I recently wrote the following to a mechanical engineering student who was wondering how to develop practical electrical engineering skills, specifically in terms of electronic component selection, circuit design, and consumer product polish. While the following is an N=1 anecdote I do believe that this approach can work for many people and many fields as well.

This describes me in college. I was a mechanical engineering student; I loved electronics and programming but was disappointed that I didn't really get my circuits 1 class.

I decided to dive into mastering one type of electronics skill. So instead of hopping around Arduinos and microcontrollers and DSP and robotics and control systems and other topics, I did just one thing: I started building guitar effects pedals (I'm a musician, so it was fun and useful for me).

At first I just found circuit diagrams online, got all the required components, and figured out how to board it up on various media (bread boards, perf boards, eventually PCB). I didn't really understand why each component was used, I just blindly followed the diagrams and built circuits. Even without understanding what everything did precisely, I still had to debug broken circuits and that was a very helpful skill to learn, because you learn how to use your tools better.

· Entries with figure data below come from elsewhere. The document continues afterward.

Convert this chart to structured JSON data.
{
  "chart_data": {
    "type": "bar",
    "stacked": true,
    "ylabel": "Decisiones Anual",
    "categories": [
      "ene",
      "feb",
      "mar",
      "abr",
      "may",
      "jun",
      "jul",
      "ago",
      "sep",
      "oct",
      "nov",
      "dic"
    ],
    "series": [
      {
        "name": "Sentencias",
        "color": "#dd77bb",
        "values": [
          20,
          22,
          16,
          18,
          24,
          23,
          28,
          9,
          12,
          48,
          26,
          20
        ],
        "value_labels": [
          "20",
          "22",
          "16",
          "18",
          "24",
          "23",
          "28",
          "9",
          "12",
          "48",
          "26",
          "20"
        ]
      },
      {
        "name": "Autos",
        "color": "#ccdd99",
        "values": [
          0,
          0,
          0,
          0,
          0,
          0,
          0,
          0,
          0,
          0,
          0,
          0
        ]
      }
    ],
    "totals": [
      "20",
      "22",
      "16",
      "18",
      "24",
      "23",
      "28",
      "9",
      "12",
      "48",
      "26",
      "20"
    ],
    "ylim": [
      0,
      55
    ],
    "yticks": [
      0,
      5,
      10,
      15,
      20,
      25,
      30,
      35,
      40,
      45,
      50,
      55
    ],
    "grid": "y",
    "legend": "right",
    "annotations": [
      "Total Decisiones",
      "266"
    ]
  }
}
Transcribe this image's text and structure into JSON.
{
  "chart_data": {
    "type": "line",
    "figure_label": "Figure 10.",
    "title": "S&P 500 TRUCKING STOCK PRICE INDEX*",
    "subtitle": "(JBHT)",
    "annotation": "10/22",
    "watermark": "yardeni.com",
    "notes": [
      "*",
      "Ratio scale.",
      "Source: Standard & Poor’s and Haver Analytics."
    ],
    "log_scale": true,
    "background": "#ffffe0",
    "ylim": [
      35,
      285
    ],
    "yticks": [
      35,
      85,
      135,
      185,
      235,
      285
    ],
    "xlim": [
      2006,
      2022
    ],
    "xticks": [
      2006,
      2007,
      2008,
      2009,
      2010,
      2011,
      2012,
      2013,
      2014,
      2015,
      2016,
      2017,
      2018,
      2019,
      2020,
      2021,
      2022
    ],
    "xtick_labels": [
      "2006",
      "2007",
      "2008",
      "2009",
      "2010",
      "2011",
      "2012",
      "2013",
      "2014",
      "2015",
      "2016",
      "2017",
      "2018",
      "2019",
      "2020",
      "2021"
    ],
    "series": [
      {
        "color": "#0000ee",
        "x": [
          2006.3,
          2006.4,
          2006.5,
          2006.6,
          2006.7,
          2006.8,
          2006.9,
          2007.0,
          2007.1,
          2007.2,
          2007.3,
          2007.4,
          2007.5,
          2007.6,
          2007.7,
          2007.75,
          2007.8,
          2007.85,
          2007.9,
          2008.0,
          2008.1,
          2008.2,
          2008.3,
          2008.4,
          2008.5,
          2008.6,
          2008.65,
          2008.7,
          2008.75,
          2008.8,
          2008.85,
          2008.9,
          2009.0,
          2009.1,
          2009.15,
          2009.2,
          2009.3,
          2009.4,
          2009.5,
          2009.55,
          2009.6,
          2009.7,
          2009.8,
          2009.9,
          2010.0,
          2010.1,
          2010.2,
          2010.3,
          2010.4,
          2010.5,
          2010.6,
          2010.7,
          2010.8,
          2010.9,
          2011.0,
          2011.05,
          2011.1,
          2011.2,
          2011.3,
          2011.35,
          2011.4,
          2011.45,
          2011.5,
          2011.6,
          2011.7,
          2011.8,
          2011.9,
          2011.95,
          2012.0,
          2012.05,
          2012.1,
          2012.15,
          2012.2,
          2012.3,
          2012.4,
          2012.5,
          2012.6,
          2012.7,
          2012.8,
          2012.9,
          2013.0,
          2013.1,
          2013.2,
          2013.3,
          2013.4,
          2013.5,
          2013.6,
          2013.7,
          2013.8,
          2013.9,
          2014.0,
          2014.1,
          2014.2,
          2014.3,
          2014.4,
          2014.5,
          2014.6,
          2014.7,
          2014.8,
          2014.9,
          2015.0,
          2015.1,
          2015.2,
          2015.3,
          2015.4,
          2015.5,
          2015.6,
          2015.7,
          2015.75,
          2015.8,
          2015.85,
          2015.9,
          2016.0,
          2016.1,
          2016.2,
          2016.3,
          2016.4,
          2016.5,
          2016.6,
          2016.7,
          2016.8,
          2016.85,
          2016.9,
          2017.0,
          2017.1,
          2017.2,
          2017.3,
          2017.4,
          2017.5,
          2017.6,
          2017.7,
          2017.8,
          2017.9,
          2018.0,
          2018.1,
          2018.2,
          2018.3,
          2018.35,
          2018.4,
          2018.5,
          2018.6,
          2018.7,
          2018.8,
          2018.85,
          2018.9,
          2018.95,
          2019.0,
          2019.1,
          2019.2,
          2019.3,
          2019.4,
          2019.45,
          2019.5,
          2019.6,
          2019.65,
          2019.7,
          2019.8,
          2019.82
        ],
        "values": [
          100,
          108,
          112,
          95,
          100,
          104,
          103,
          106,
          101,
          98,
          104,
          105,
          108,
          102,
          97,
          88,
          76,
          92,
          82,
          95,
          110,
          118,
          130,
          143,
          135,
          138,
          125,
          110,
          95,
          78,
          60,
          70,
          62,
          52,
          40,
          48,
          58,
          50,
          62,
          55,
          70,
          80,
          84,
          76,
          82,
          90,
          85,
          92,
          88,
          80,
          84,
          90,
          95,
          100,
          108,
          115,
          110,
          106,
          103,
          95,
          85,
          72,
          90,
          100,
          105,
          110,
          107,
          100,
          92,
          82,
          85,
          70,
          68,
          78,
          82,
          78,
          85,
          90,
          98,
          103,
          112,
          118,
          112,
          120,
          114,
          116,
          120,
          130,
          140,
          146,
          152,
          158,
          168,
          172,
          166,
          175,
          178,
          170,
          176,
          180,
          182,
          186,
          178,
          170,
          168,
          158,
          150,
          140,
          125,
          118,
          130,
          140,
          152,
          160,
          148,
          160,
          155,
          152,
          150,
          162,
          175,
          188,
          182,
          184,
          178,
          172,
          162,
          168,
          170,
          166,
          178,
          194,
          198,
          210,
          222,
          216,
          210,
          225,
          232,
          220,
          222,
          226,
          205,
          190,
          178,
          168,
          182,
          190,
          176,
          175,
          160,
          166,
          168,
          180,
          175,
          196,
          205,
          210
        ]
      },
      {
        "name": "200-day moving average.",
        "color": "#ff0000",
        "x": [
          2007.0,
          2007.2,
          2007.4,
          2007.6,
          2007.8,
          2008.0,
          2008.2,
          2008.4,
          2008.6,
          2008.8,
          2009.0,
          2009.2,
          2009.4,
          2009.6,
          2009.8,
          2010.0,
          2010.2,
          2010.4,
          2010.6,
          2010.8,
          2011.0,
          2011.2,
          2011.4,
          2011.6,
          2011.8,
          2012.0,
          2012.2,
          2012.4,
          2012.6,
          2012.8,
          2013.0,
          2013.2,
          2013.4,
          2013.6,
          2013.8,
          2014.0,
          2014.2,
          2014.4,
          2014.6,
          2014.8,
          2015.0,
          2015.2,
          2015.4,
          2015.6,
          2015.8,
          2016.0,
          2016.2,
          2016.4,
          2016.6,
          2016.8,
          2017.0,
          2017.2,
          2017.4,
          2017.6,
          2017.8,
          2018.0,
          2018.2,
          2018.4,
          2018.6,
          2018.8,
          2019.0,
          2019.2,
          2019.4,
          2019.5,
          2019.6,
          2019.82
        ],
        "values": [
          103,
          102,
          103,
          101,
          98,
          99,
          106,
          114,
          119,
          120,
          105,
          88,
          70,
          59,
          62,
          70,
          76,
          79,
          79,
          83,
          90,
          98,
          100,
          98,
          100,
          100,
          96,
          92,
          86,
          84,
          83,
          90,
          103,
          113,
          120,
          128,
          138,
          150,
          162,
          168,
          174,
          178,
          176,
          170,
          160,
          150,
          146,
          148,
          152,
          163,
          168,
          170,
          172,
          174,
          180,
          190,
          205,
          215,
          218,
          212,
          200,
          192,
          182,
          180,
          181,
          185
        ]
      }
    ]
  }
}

Anyway, because I stayed on guitar pedals and audio circuits, even though I was only emulating and not inventing, I started to see common tropes. Eventually you realize, oh, this is an input filter. This is a power conditioning filter. Output filter. This is a high-gain boost. This is a rectifier. Etc.

Eventually you start seeing complex circuits as many functional sub-circuits. And once you get to that point, the selection of individual components becomes clearer.

For instance, in a power rectifier you use one type of diode, and it typically doesn't matter precisely which model you use. But rectifiers are used in certain audio and signal processing applications as well, in which case the selection of diode really does matter. You're looking for diodes with certain properties; for instance, in certain distortion effects you send an AC audio signal through a diode in order to make the wave asymmetrical. Now if you used a perfect diode, the bottom half of the signal would be cut off flat. But you don't really want that (it introduces harsh harmonics) in an audio signal, so you hunt around for a diode that has a certain breakdown voltage in the reverse direction, so that the signal doesn't cut off sharply but instead is heavily muted on one side.

And of course, that's just one example of component selection, but I share that anecdote because that's how you ultimately come to see every component in a circuit. This capacitor is used as a power conditioner, so let's pick a big heavy electrolytic, polarized capacitor. That other capacitor is used as a signal conditioner, though, so it needs a certain capacitance and some other properties as well, so we have to choose a certain type of ceramic disk capacitor.

And of course, as I went on with this, not only did I learn how the circuits were designed, I learned how to improvise (change certain values of components here and there to get other qualities from the circuit), and ultimately to design circuits from scratch.

At the same time, I also worked a ton on the polish. I started building beautiful enclosures for the circuits in the shop, but I also started designing and printing PCB boards at home. You can design a PCB layout in any number of programs, and you can get copper-clad board and PCB etchant easily. But here's the fun part: you can print the circuit layout on photo paper with toner, and iron it on to the copper board. This leaves the copper covered in toner where you'd like the traces to be. You immerse the board in etchant and wait, and the unprotected copper dissolves away. Then you grab a drill press (or, in my case, a Dremel and a clamp) and a 1/16" bit (tiny!) and drill those 50-100 holes and solder everything in.

So, in about 18-24 months, I went from no practical knowledge of circuits, to being able to design and build consumer-grade, high quality circuits entirely from home! And I only needed a shop for drilling into the metal enclosures (guitar pedals get stomped on a lot, so you need a drill press when working on a metal case).

I don't think I would have gotten to that point had I not focused in on one area. Staying on one topic let me really dig into the specifics and polish, which turns out to be the difference between an amateur and a professional. And don't worry about having narrow skills; once I was comfortable with circuits in general it was trivial to move to other fields, and I became an all-around electronics expert.